Socrates, Kant, and Aquinas had the most influence on King in terms of philosophy and he used these influences in his letter. The major goal of the famous ‘Letter from Birmingham Jail’ was not just to rationalize but to protect the right and ability to utilize civil disobedience in order to make the efforts of Civil Rights Movement in the United States of America more efficient.
The Birmingham protest was held in the same period as the Easter shopping season and it was scheduled this way in order to boycott commercial establishments. The opinions about the protests were very different both among white and black people. It is interesting that part of the black population wasn’t enthusiastic about this protest and a local black-oriented newspaper even accused Kind of acting out of selfishness because they have seen this protest as King’s attempt to gain more publicity. Another argument against this protest is that it could devalue the slow progress that was made during the last years in the area of civil rights for black people. From the point of view of King, both the protest and his imprisonment should inspire the movement and influence the federal government to listen to the demands of the Civil Rights Movement.
In his letter, he states that he is in Birmingham because of social injustice. With his letter, he wants to make it clear that he is educated and capable to speak on the issues of racial discrimination with authority.

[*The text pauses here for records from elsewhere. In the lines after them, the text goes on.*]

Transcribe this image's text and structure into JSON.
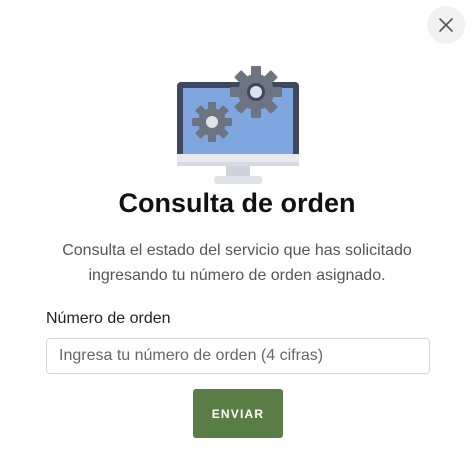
{
  "dialog": {
    "title": "Consulta de orden",
    "description": "Consulta el estado del servicio que has solicitado ingresando tu número de orden asignado.",
    "close_icon": "close-icon",
    "illustration_icon": "monitor-gears-icon"
  },
  "form": {
    "order_label": "Número de orden",
    "order_placeholder": "Ingresa tu número de orden (4 cifras)",
    "order_value": "",
    "submit_label": "ENVIAR"
  },
  "colors": {
    "submit_button": "#5a7c45",
    "close_button_bg": "#f1f1f1",
    "monitor_screen": "#7fa6de",
    "monitor_frame": "#3e4a5b",
    "gear": "#6b7480"
  }
}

He describes with powerful imagery, what black people are going through, day after day facing the beatings from lynch mobs and law enforcement officers.
He makes it very clear that the need to protest exists, it is strong and protests are necessary for the sake of Civil Rights Movement’s progress. He gives examples of laws that are totally unfair but legal asserting to the immediate need to change the situation. He recollects Adolf Hitler, saying the people shouldn’t forget that what he has made was considered ‘legal’ in Germany. He also expresses his fears in regards to the state of the present day church, being afraid that it may ‘lose its spirit and become a social club without any significant meaning’.

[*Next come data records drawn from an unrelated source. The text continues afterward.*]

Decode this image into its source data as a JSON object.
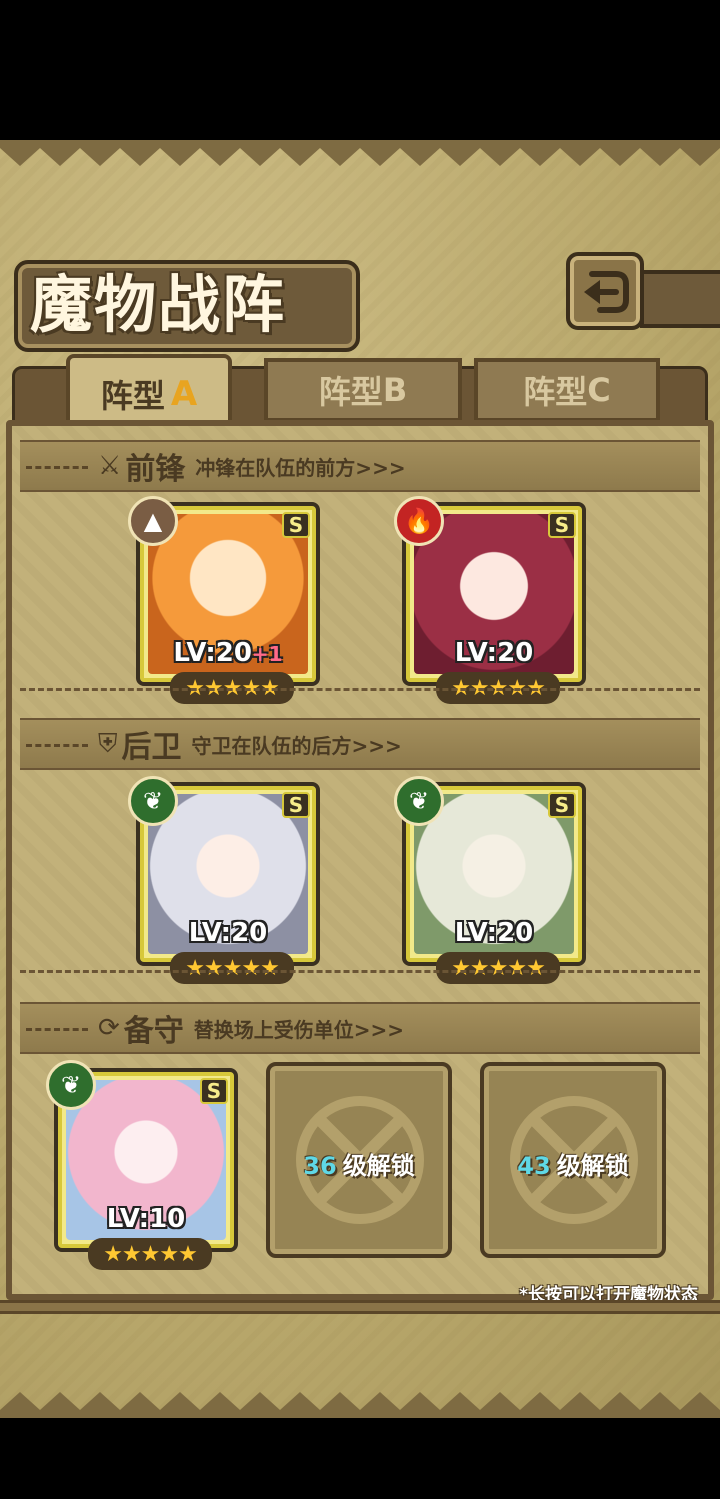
{
  "title": "魔物战阵",
  "tabs": [
    {
      "label": "阵型",
      "letter": "A"
    },
    {
      "label": "阵型",
      "letter": "B"
    },
    {
      "label": "阵型",
      "letter": "C"
    }
  ],
  "sections": {
    "front": {
      "name": "前锋",
      "desc": "冲锋在队伍的前方>>>",
      "icon": "sword-icon"
    },
    "rear": {
      "name": "后卫",
      "desc": "守卫在队伍的后方>>>",
      "icon": "shield-icon"
    },
    "reserve": {
      "name": "备守",
      "desc": "替换场上受伤单位>>>",
      "icon": "swap-icon"
    }
  },
  "front_cards": [
    {
      "element": "rock",
      "rank": "S",
      "level": "LV:20",
      "bonus": "+1",
      "stars": "★★★★★"
    },
    {
      "element": "fire",
      "rank": "S",
      "level": "LV:20",
      "bonus": "",
      "stars": "★★★★★"
    }
  ],
  "rear_cards": [
    {
      "element": "leaf",
      "rank": "S",
      "level": "LV:20",
      "stars": "★★★★★"
    },
    {
      "element": "leaf",
      "rank": "S",
      "level": "LV:20",
      "stars": "★★★★★"
    }
  ],
  "reserve_card": {
    "element": "leaf",
    "rank": "S",
    "level": "LV:10",
    "stars": "★★★★★"
  },
  "locked_slots": [
    {
      "level": "36",
      "text": "级解锁"
    },
    {
      "level": "43",
      "text": "级解锁"
    }
  ],
  "hint": "*长按可以打开魔物状态",
  "colors": {
    "accent_star": "#ffc832",
    "card_frame": "#d7c83a",
    "unlock_level": "#5fd8e6"
  }
}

Following Mahatma Gandhi’s philosophy of passive resistance, Martin Luther King, Jr. ‘Letter from Birmingham Jail’ gives us the motivation to choose love over hatred. Later in 1963, King’s organization arranged a march of black schoolchildren, which received a violent response from the officials. Civil rights bill which became a landmark Civil Rights Act in 1964 became the result of this march. This achievement gave Martin Luther King an iconic status of one of the most acclaimed political and moral leaders in the United States of America.